因为你总是需要原始城市的知识，所以你不能直接覆盖它们，你需要某种“缓冲区”来保留一个城市或所有原始城市。 下面有两个例子。 一个单独保留原始列表并且不更改任何值，而另一个更改输入列表就地。 由您决定这是否是您想要的。

my_cities = [("London", "Rome", 38.197274, -84.86311),
                ("Michigan", "Denver", 39.161921, -75.526755),
                ("Paris", "Lisbon", 44.95, -93.094)]

def swap_cities(cities):
    """ 
    Rotates the 2nd city and 2nd location through the list. Does not modify
    cities.

    Input:
        cities: [(str, str, float, float), ...] - The list of city pair tuples

    Returns: A list of new city pairs where the 2nd city and 2nd loc have been
    swapped.
    """
    return [(cities[x][0], cities[x-1][1], cities[x][2], cities[x-1][3]) for x in range(len(cities))]

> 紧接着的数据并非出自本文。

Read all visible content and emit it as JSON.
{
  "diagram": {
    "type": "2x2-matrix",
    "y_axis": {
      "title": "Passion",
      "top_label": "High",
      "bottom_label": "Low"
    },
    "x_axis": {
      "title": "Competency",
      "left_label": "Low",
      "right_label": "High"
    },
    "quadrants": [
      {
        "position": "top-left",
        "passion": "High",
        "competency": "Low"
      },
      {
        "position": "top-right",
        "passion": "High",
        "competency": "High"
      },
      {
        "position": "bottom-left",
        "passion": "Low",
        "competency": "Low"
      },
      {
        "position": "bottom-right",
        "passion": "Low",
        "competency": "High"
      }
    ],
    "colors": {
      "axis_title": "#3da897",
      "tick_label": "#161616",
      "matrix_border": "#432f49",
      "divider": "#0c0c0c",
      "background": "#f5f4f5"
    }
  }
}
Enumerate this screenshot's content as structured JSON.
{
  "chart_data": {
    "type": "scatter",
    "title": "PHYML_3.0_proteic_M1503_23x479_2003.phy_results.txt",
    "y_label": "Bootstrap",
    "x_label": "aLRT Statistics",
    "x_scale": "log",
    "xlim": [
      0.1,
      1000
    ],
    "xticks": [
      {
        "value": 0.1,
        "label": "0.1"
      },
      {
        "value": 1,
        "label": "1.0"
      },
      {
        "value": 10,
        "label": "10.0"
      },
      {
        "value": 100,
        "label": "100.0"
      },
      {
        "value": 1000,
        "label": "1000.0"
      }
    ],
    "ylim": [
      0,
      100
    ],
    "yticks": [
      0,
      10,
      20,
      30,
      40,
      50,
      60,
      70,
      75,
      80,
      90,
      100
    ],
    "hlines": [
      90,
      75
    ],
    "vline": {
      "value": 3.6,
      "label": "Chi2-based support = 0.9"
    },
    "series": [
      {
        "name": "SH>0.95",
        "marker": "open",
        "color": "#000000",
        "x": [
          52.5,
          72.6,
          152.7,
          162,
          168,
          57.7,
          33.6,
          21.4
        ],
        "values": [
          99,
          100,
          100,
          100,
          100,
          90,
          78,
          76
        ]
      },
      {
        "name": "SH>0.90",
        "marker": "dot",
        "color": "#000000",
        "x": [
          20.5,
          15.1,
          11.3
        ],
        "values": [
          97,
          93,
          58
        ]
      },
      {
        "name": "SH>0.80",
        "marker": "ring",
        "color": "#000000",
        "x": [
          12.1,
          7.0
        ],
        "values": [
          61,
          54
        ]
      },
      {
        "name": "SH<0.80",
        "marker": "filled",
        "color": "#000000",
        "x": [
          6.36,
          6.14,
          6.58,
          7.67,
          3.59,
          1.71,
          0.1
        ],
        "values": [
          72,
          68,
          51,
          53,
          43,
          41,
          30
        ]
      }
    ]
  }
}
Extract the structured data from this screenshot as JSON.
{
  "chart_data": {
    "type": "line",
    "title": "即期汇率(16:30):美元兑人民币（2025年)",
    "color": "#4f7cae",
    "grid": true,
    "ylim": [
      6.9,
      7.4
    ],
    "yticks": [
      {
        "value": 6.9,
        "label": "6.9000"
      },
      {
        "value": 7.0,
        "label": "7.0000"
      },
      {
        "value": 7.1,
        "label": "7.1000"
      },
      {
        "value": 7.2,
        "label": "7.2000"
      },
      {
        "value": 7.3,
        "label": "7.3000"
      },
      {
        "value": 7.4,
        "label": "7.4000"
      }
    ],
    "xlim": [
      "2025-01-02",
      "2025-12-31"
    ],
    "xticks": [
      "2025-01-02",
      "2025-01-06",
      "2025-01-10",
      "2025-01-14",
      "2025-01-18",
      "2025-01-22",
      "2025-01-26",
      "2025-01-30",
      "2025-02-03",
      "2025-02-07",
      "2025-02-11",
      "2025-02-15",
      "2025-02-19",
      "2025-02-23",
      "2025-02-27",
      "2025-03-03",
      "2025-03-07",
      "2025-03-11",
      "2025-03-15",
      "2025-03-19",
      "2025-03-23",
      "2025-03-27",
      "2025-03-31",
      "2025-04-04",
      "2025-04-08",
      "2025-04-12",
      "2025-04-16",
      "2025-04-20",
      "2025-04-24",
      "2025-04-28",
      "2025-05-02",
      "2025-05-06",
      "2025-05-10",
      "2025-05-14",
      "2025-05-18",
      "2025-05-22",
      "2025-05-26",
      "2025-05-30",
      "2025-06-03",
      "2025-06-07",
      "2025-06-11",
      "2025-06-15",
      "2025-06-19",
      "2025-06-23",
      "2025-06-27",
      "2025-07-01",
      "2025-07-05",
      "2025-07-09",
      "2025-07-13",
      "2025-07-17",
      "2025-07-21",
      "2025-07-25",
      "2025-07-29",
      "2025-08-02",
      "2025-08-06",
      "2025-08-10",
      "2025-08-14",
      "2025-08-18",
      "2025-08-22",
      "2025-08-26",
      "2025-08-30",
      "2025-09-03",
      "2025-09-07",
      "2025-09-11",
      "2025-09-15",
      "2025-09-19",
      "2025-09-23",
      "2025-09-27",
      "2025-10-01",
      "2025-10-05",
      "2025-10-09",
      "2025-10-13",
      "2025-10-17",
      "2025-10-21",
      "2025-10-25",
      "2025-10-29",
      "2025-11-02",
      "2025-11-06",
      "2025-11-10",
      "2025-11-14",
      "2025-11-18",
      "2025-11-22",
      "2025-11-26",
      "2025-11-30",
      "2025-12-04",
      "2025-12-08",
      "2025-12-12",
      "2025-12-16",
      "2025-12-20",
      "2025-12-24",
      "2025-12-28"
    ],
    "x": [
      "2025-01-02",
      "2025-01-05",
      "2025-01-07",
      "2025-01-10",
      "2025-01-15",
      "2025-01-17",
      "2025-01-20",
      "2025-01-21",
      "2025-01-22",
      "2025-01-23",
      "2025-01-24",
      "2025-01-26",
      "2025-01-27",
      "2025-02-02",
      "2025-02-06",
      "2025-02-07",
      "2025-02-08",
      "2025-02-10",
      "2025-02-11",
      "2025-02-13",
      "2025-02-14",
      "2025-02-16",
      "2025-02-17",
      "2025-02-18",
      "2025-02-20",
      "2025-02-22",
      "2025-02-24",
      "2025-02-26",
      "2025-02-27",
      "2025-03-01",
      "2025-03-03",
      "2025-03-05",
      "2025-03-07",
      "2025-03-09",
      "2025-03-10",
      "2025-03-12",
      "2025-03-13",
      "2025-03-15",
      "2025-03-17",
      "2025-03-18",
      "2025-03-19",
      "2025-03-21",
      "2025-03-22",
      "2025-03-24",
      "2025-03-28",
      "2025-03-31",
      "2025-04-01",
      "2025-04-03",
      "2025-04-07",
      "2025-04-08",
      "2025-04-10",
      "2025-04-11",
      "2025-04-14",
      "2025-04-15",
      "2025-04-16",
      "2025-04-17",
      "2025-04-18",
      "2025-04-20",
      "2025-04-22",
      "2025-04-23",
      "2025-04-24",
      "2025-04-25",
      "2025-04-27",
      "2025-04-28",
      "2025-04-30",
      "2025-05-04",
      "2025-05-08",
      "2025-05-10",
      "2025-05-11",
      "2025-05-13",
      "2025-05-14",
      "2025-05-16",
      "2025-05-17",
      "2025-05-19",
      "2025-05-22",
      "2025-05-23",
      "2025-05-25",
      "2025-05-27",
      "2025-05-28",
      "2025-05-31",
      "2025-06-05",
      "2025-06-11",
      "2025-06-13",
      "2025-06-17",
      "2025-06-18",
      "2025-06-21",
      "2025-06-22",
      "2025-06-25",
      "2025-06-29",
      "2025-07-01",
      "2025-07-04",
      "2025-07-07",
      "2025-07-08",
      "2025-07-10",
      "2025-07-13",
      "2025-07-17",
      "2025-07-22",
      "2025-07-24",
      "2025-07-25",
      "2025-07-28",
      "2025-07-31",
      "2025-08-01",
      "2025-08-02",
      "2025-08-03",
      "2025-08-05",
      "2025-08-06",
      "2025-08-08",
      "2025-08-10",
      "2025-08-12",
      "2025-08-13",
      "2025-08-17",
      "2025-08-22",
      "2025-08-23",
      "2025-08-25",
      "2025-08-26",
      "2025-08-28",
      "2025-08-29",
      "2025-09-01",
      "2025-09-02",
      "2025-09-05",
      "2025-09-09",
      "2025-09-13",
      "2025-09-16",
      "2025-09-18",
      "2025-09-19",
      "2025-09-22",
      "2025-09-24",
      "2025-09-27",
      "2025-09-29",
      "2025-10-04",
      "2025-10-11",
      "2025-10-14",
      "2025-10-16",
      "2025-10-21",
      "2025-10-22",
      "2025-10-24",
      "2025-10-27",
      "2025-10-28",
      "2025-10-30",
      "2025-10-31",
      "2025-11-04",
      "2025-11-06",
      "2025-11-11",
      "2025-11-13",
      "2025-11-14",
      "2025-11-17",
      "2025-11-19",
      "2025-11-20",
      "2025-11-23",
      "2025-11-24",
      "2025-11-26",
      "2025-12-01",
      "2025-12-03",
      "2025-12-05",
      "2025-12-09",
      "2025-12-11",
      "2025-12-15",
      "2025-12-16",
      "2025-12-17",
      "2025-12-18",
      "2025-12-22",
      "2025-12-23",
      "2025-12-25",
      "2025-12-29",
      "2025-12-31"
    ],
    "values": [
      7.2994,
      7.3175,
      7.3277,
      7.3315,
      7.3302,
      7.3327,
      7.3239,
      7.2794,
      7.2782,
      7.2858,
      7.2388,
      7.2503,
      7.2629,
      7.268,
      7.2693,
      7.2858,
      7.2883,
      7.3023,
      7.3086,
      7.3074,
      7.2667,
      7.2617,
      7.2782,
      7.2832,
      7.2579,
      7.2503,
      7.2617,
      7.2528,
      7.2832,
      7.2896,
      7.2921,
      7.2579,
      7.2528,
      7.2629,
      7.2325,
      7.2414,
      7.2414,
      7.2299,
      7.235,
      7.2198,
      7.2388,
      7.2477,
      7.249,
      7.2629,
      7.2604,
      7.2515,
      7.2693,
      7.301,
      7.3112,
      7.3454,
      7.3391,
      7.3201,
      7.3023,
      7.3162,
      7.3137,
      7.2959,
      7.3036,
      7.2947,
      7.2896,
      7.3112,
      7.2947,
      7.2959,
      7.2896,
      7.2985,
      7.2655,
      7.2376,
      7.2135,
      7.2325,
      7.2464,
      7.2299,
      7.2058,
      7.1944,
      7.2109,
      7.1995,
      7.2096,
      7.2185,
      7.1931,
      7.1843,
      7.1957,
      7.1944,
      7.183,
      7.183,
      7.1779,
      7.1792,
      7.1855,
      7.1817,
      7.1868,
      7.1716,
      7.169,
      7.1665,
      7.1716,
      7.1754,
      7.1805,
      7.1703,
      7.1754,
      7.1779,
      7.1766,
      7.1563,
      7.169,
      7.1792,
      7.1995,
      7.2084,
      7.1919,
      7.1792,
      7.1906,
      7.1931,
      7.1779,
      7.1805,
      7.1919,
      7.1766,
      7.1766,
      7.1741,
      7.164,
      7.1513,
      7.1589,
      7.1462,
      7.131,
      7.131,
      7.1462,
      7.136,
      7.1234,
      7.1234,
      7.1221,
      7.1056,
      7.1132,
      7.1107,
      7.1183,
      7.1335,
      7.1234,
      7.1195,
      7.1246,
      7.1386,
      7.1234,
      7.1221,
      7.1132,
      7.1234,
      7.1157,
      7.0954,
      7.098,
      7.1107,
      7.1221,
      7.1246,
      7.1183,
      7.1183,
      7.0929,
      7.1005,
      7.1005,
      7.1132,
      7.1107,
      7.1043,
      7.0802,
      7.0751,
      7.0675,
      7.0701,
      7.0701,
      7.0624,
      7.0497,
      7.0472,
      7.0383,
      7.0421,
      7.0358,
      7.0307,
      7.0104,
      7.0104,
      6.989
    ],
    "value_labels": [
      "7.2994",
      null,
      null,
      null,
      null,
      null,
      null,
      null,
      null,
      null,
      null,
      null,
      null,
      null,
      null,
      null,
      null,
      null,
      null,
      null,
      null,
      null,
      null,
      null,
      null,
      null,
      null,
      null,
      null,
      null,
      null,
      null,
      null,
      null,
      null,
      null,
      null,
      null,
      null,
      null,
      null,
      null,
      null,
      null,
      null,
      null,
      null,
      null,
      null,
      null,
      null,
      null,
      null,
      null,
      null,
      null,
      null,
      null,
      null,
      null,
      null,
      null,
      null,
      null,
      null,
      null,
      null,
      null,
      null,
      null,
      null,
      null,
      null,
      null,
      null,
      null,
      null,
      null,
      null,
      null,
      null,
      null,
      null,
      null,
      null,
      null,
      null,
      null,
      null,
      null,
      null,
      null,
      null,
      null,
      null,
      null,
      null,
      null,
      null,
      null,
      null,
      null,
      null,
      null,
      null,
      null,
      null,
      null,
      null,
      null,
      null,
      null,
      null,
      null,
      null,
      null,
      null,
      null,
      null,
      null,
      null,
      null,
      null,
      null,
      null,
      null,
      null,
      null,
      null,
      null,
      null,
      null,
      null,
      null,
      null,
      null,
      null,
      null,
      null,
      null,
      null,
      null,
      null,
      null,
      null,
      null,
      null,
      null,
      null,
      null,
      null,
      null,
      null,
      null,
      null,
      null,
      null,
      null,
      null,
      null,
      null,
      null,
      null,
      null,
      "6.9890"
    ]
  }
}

def swap_cities_inplace(cities):
    """
    Modifies the input list in place to rotate the 2nd city and location through
    the list of city pairs. Explicitly returns None to remind you that this
    modification is IN PLACE.

    Input:
        cities: [(str, str, float, float), ...] - The list of city pair tuples

    Returns: None, but modifies cities in place.
    """
    temp = [(cities[x][0], cities[x-1][1], cities[x][2], cities[x-1][3]) for x in range(len(cities))]
    for i in range(len(cities)):
        cities[i] = temp[i]
    return None

print("Original cities")
print(my_cities)

print("\nSwap cities, not in place")
print(swap_cities(my_cities))
print(f"And see my_cities is unchanged:\n{my_cities}")


print("\nSwap cities in place. This is what my_cities looks like after")
swap_cities_inplace(my_cities)
print(my_cities)

Output：

Original cities
[('London', 'Rome', 38.197274, -84.86311), ('Michigan', 'Denver', 39.161921, -75.526755), ('Paris', 'Lisbon', 44.95, -93.094)]

Swap cities, not in place
[('London', 'Lisbon', 38.197274, -93.094), ('Michigan', 'Rome', 39.161921, -84.86311), ('Paris', 'Denver', 44.95, -75.526755)]
And see my_cities is unchanged:
[('London', 'Rome', 38.197274, -84.86311), ('Michigan', 'Denver', 39.161921, -75.526755), ('Paris', 'Lisbon', 44.95, -93.094)]

Swap cities in place. This is what my_cities looks like after
[('London', 'Lisbon', 38.197274, -93.094), ('Michigan', 'Rome', 39.161921, -84.86311), ('Paris', 'Denver', 44.95, -75.526755)]

所以那里可能有一个令人生畏的寻找循环理解。 让我们分解一下。 在这两个函数中，理解是

[(my_cities[x][0], my_cities[x-1][1], my_cities[x][2], my_cities[x-1][3]) for x in range(len(my_cities))]

第一个元素是同一个城市——记住我们不会改变它。 第二个元素是前一个条目的第二个元素。 这是我们交换的城市。 第三个元素与第一个城市的位置相同。 第四个元素是前一个条目的第二个城市的位置。 然后，我们只需使用x来遍历原始列表的所有索引。